The Fate of the Bioethics Council
Peter Lawler has written a must-read account at The Weekly Standard of The Chosen One’s termination of the Bioethics Council. Bush’s creation of the Council was the greatest indication of the President’s real thinking on science and the public good. Far from ‘politicizing science,’ Bush brought together a group of broadly trained, highly intelligent people to debate the implications of various policy proposals under the leadership of Leon Kass of the University of Chicago.

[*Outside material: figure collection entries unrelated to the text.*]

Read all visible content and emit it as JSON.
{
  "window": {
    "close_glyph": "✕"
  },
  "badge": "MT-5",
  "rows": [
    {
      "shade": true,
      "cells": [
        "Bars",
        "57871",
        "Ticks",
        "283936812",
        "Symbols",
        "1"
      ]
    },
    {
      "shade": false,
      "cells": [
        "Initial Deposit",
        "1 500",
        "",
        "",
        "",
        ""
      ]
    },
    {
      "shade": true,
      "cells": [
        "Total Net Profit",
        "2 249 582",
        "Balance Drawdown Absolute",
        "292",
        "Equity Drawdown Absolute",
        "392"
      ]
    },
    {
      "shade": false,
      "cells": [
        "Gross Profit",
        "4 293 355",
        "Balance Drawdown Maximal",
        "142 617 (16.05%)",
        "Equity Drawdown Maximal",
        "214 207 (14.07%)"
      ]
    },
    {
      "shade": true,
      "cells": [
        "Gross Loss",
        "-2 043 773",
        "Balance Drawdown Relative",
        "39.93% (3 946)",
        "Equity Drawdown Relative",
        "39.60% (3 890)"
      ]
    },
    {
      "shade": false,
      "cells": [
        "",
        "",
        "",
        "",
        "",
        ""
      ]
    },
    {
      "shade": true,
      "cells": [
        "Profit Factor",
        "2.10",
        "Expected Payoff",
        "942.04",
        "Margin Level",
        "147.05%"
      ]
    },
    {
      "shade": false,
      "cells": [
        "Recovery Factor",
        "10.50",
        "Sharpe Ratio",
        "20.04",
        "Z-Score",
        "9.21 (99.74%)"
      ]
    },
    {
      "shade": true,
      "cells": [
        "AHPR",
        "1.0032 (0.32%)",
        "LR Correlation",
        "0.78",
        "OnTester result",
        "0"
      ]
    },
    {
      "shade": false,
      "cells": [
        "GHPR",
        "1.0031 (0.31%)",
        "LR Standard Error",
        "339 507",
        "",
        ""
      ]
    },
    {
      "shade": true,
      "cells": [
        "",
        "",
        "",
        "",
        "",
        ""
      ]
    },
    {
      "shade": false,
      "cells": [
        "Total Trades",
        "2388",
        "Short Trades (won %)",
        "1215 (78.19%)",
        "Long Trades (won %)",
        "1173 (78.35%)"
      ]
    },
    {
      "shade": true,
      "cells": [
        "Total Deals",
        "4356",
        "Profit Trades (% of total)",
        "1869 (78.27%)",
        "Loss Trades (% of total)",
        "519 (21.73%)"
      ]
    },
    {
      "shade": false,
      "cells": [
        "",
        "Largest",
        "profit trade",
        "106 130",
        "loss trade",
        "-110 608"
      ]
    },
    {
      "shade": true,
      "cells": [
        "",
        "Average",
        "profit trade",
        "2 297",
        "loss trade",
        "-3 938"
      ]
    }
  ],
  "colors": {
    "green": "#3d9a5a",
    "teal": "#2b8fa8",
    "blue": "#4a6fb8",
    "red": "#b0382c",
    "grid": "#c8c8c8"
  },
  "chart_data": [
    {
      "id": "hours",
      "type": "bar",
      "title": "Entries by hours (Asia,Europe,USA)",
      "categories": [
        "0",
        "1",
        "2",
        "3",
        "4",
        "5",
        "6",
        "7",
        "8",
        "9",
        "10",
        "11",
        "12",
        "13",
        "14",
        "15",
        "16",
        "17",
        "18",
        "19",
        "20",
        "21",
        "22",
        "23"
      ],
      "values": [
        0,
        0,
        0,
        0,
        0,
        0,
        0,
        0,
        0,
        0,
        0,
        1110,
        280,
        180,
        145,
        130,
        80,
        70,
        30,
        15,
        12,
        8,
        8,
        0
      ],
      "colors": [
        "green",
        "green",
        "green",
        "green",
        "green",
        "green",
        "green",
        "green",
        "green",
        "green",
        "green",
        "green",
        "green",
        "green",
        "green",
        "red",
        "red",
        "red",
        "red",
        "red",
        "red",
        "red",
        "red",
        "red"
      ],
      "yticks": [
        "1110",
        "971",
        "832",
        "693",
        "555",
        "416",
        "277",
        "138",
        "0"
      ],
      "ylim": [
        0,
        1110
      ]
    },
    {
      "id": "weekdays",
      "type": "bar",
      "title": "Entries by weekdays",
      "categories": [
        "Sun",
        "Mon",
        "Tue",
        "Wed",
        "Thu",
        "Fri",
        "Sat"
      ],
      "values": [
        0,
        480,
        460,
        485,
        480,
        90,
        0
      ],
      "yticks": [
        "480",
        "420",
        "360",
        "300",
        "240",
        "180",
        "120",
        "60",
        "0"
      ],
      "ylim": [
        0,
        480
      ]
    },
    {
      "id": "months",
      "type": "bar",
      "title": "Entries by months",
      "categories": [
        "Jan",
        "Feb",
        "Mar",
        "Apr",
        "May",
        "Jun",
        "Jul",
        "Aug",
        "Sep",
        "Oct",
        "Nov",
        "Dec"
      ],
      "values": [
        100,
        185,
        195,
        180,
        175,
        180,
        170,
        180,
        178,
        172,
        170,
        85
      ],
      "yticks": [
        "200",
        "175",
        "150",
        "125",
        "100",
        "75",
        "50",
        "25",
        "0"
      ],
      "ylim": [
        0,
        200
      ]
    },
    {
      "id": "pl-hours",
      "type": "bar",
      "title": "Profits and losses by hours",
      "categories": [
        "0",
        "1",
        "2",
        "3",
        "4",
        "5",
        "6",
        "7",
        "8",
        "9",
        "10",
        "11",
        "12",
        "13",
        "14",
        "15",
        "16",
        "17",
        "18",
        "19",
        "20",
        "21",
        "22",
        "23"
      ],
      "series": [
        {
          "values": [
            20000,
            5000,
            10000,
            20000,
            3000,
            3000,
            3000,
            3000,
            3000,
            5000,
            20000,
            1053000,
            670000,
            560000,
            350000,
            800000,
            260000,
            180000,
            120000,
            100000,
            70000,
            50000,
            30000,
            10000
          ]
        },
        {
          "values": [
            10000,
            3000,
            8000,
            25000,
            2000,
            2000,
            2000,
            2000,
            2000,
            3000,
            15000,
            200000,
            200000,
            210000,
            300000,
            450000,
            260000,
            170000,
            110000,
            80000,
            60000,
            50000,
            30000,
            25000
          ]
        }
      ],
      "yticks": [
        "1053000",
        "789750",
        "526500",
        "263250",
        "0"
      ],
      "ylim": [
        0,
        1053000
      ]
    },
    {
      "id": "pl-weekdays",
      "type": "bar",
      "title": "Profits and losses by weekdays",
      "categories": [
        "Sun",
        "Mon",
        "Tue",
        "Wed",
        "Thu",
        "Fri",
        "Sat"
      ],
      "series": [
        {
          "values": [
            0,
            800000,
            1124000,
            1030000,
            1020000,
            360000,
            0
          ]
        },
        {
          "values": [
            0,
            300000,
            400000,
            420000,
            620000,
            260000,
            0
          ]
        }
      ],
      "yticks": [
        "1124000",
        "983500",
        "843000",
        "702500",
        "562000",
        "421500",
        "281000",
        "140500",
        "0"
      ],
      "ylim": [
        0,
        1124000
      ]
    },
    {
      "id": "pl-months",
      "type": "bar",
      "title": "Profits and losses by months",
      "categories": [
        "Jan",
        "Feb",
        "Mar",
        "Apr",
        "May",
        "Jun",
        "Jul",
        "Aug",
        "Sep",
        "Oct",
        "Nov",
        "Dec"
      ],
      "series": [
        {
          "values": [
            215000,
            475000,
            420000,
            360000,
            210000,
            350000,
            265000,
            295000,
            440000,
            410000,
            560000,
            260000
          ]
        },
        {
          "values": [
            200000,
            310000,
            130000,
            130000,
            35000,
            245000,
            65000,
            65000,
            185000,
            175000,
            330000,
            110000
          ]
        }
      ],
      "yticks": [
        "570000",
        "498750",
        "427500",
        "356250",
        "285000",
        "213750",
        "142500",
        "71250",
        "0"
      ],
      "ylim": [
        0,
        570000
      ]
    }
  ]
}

For Obama, a valuable Council does nothing but offer advice to the administration. The Bush Council was actually given the additional mandate of public education, of developing a national dialogue on controversial bioethical issues. It’s with that Socratic second mandate in mind that President Bush chose for his first chairman a man trained in medicine, natural science, and the wisdom about being human embodied in the Great Books from Plato through Shakespeare to Genesis–Leon Kass. For Obama, it would appear, there’s no need for such moral and political discussion or such “humanistic” guidance because the experts know the nonideological and objective answer to the key questions that face us in our high-tech and increasingly biotech world. Personal opinion is trumped by what the “studies show,” and public opinion should be guided toward a consensus based on those studies.
Obama plans to reconstitute the council with specialists in a forum directed toward “practical policy options” rather than philosophically informed debate. The drive for ‘consensus,’ here as elsewhere in this administration, really means squelching dissent. Over half of Bush’s council opposed his position on embryonic stem-cell research, for instance; I imagine the odds will be rather long on finding even two dissenters on such a question when the new council convenes.
Colleen Carroll Campbell assesses the move succinctly:
Obama’s desire to see his policies backed by expert “consensus” more likely will be realized with a new commission composed of like-minded political liberals steeped in utilitarianism than with the brainy, diverse and unpredictable crew that populated the now-defunct council. Ensuring uniformity of thought among one’s ethical advisers may make the president’s job easier, but it will do little to benefit the diverse nation that he serves.
The President is perfectly within his rights to reshape the council, of course, but we have lost something rare and precious in Washington: a forum for thoughtful, sustained engagement with the most pressing issues of our day bringing together figures from across the political spectrum.